Well, you'd be in a good mood, too. "This is the best day I've had in a long time," said President Carter last night, standing on an outdoor patio where also stood several dozen members of Congress -- "a good group of folks who were supporting the president when times were tough," as Robert Strauss put it.
There Carter was, politicking under the green-and-white striped tent sheltering the patio outside the home of the National Theatre's Maurice Tobin and wife Joan. He had won enough delegates in Tuesday's primary sweepstakes to put him over the top in the race for the nomination. And he was feeling secure enough to engage in a little banter with Strauss before an audience of loyal members of Congress.
"When Bob came in from California, I was eager to discuss his mission," said Carter, "to carry the California primary. I asked him how it went." To laughter, Carter noted that Strauss was not as eager to reply. Carter, of course, lost the California primary to Kennedy.
And Strauss was feeling cocky enough to say at one point during his introduction of the president (which Carter "rudely interrupted" -- Strauss' words -- with a few quips), "No wonder Sen. Kennedy twice on Tuesday night to congratulate him on a good fight and never did get through to the senator. Yesterday, however, the senator returned the calls, according to a White House aide.
Last night's party was a thank-you for Carter's very public supporters in the House of Representatives. The few senators invited couldn't make it because they had to work late on a debt-limit extension bill.
"Probably everyone remembered how it looked for us in November and December," Carter told the crowd. He noted that the polls then said his chances were "abysmal."
"The prospects for my victory were very low," he said. "You were the ones who came forth and said,'Mr. President, we're with you' . . . It's that kind of partnership I'll never forget."
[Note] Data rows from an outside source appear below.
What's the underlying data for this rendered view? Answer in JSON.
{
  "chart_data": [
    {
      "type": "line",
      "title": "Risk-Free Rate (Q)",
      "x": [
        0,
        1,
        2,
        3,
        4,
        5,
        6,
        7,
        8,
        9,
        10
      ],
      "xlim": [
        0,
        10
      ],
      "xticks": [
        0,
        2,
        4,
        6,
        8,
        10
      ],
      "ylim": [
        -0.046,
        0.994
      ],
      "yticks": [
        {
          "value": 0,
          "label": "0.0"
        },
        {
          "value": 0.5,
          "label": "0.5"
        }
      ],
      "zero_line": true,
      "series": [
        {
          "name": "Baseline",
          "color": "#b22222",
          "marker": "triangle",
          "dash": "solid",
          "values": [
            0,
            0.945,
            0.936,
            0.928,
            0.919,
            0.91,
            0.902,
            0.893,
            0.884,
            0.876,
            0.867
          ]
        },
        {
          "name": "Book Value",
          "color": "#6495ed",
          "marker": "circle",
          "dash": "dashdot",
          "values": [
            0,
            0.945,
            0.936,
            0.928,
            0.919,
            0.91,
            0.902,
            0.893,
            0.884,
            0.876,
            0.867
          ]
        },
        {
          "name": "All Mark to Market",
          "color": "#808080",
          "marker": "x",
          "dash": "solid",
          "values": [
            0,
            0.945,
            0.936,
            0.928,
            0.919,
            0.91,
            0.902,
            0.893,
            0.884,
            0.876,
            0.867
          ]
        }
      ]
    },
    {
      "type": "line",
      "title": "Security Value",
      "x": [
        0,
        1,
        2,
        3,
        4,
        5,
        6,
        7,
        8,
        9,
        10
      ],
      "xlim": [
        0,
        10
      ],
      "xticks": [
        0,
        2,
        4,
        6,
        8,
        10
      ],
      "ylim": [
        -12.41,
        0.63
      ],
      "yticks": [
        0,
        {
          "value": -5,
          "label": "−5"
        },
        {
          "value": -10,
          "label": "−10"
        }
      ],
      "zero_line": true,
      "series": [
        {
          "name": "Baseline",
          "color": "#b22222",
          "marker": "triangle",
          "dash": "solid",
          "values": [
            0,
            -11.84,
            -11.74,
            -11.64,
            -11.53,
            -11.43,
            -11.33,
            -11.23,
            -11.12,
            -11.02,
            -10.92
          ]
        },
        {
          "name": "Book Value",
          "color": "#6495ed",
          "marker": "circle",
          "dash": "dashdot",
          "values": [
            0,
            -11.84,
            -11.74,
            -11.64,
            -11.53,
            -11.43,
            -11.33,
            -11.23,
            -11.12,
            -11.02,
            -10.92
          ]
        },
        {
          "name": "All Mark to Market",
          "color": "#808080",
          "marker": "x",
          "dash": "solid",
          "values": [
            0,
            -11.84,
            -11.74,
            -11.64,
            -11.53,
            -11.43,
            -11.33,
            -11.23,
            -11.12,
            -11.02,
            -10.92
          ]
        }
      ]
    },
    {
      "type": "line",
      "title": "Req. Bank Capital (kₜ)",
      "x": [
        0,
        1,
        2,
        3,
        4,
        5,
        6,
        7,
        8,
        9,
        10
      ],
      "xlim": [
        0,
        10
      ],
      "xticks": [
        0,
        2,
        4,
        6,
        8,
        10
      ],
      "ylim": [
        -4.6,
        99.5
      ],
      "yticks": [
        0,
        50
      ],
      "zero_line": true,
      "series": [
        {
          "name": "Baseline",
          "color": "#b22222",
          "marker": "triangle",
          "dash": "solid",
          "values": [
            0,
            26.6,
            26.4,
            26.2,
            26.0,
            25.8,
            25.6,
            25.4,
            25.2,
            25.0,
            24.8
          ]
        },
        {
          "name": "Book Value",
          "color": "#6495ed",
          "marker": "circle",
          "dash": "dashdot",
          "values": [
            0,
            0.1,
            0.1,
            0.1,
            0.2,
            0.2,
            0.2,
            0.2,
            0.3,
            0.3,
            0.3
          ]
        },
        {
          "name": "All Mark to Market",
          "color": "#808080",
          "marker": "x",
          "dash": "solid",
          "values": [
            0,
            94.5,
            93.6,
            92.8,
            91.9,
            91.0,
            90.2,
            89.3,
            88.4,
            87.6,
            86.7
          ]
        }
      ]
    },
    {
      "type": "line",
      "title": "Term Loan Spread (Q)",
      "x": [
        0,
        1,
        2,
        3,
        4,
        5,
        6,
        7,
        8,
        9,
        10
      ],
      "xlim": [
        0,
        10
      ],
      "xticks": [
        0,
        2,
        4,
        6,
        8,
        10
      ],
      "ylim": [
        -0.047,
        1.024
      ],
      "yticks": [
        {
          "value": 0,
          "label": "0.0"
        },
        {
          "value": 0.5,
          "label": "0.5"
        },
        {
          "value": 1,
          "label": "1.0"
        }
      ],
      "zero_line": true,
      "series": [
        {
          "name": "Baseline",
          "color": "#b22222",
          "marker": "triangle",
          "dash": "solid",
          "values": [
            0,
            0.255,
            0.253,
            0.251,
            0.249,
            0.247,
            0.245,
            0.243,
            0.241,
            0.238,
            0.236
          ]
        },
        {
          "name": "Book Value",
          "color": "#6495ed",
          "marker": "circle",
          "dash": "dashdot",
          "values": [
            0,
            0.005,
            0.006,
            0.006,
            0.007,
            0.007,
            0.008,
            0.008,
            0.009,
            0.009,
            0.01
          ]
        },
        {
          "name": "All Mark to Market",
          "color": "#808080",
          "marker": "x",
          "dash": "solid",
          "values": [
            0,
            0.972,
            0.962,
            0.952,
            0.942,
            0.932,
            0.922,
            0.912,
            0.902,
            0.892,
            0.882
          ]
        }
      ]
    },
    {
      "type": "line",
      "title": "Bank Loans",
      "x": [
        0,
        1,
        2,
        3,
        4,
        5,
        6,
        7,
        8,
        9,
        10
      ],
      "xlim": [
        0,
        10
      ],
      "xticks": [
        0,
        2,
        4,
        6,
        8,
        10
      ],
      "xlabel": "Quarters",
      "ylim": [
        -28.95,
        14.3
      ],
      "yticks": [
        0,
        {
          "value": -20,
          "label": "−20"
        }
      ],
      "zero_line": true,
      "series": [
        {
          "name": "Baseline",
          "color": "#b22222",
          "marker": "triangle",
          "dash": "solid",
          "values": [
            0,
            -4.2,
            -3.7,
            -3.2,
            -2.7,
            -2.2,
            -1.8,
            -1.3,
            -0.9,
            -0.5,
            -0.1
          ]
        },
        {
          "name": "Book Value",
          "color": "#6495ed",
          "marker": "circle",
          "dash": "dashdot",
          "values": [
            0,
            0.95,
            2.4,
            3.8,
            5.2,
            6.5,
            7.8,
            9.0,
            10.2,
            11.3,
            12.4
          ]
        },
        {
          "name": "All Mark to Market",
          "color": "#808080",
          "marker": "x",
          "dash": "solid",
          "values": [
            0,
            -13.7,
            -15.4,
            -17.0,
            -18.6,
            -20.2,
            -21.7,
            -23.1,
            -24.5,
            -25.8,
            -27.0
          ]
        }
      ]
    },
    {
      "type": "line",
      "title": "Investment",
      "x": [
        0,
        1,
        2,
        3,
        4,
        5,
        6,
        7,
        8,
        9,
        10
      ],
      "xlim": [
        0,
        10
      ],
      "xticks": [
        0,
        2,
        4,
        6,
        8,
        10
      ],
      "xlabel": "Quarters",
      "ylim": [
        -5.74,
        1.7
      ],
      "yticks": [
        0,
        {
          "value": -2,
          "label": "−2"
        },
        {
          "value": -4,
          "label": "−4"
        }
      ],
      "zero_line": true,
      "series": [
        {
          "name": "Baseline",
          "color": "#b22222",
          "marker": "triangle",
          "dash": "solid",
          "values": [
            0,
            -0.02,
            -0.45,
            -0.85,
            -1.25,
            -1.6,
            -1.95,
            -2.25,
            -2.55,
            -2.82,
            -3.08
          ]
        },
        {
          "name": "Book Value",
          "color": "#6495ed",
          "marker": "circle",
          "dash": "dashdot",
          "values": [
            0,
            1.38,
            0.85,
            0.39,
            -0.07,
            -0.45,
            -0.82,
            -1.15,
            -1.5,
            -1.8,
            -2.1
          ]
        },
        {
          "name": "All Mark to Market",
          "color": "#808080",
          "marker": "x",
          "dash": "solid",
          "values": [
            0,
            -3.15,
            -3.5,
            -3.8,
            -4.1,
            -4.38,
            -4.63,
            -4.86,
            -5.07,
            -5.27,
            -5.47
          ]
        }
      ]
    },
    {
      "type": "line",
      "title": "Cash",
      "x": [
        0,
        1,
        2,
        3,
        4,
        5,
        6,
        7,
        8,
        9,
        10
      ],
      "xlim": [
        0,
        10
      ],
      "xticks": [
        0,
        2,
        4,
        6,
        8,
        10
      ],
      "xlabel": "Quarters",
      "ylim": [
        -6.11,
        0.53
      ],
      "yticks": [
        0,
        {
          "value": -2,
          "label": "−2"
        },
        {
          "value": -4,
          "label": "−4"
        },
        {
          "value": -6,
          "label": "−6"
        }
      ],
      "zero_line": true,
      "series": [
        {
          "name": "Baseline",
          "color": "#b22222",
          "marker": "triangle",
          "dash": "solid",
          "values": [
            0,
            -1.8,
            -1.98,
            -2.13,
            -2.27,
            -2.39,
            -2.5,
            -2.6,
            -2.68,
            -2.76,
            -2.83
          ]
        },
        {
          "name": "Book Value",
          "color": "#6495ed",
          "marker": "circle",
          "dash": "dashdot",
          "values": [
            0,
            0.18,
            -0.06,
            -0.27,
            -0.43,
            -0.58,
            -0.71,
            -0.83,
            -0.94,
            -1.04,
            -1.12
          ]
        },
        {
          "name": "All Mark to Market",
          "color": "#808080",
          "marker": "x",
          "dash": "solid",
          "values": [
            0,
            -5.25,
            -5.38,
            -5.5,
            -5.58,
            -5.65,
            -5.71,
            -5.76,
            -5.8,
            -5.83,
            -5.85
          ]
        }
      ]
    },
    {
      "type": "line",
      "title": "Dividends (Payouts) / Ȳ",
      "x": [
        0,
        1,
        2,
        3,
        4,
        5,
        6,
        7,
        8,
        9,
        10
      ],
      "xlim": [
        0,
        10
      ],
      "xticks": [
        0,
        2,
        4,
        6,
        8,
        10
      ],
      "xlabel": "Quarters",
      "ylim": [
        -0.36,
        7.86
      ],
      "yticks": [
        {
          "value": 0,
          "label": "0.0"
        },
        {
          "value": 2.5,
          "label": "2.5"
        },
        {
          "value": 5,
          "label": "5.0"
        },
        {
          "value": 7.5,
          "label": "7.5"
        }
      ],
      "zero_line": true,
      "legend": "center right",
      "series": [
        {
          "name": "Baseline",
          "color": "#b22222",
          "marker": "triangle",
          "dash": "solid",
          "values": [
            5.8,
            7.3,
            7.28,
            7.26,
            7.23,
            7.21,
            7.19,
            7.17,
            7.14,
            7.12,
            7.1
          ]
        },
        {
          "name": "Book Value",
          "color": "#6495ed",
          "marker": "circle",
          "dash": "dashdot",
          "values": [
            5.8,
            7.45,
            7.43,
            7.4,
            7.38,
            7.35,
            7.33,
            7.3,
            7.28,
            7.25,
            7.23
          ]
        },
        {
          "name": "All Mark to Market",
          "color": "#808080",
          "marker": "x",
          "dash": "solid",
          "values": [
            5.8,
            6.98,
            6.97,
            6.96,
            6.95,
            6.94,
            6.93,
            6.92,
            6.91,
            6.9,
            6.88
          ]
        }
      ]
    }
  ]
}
Carter said it had not been an easy campaign, but he noted the press had been "very fair."
"The television networks would give about one minute to Bob Dole to talk about me. They'd give one minute to Baker to talk about me. They'd give one minute to Bush to talk about me. They'd give one minute to Reagan to talk about me. They'd give Kennedy at least a minute to talk about me. They'd give Brown one minute to talk about me. Then I got my minute to discuss my inflation rate or my interest rate."
Carter told the group, "I'm really looking forward to campaign season."
"I'm ready to face them all," he said, referring to Reagan -- whom he called a "formidable candidate" -- and independent candidates, whom he did not name.
"Tomorrow after, 'll be meeting with Sen. Kennedy," he said. "Probably, it will just be the two of us. It is my anticipation that he will carry his forces and popularity and strength and delegates and deep belief in issues to the convention."
That, said Carter, "shouldn't cause us fear or concern or trepidation."
Press secretary Jody Powell, also there, said later of the meeting scheduled for today, "No one expects any kind of artificial agreement."
Powell pooh-poohed the notion that the Carter camp might feel some annoyance with Kennedy. "Oh, I don't think there's any, particularly. We've all been through campaigns before."
All those loyal Congress members were talking like they had at least weathered all the rough spots of this campaign.
"I've been wearing this button so long I've got holes in my coat," said Rep. Bill Alexander, chairman of Arkansas Democractic Caucus, fingering his Carter/Mondale badge. Around him, on the patio of the Tobins' northwest home, swirled his House colleagues from California, Texas, Florida and many more, all professing that they knew a good man even when everyone else didn't know he was so good.
"I supported the president back when everybody was talking about a big push in the House for Kennedy," said Rep. Bill Hefner (D-Ark.). He turned to Bill Alexander and grinned. "We don't abandon ship, do we?"
And those were the people the president came to thank -- personally. He systematically stopped to talk to as many of the 100 or so guests as he could. They pumped his hand, holding the handshake long, many talking to him intently as if dispensing words of wisdom.
"I've got a few friends who've been with me a long time," President Carter said, stopping to talk to Rep. Tony Coelho (D-Calif.). "You did very well in my district," said Coelho, whose district is the Fresno central valley area. Carter nodded. A voice in the background, not really in earshot of Carter, added with a laugh, "He didnht carry my district."
Carter said to Coelho, "I'm looking forward to carrying California."
Another congressman appraised the group assembled and said, "You'll see a lot of Californians, Texans, New Yorkers -- we have to carry one of those states."